Emergency Health Care System Faces ‘Setbacks’
A number of recent "setbacks" to California's "ailing" emergency health care system could close trauma centers and increase the number of uninsured, the Sacramento Bee reports. The setbacks include:
- Gov. Gray Davis (D) has proposed cutting $30 million from this year's budget for the state's 43 trauma centers. The money was approved in this year's original budget, but Davis removed the funding after "an economic downturn prompted [him] to look for cuts."
- The Bush administration last week told California that it will have to pay "a bigger share of Medicaid and other health programs for the poor" beginning in the middle of next year (see story 1).

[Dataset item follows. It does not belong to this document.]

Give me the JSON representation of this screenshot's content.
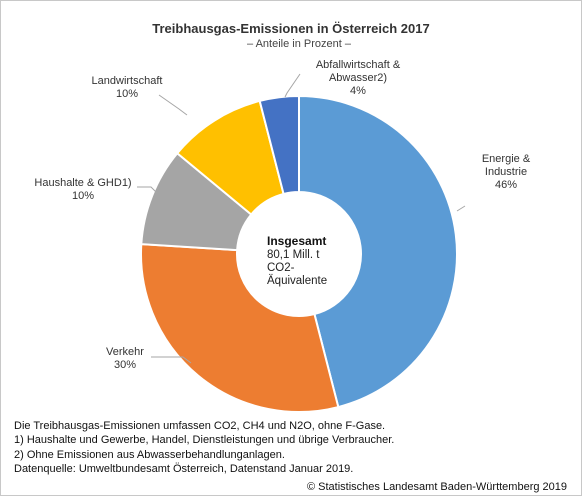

- The federal government last week announced that it will close the Medicaid loophole, the proceeds from which California officials say they use to "prop up the health care system." They say the move will eventually cut $300 million annually from hospitals that serve the state's low-income population.
According to the California Medical Association, 82% of the state's emergency rooms reported losing money last year, while hospitals provided $2.96 billion in uncompensated care -- a 61% increase over 1998. CMA spokesperson Jan Emerson said, "Hospitals are near a financial meltdown," adding that the "cumulative effect of the recent financial setbacks ... may leave some hospitals with no other options but to close their trauma centers" (Rojas, Sacramento Bee, 11/26).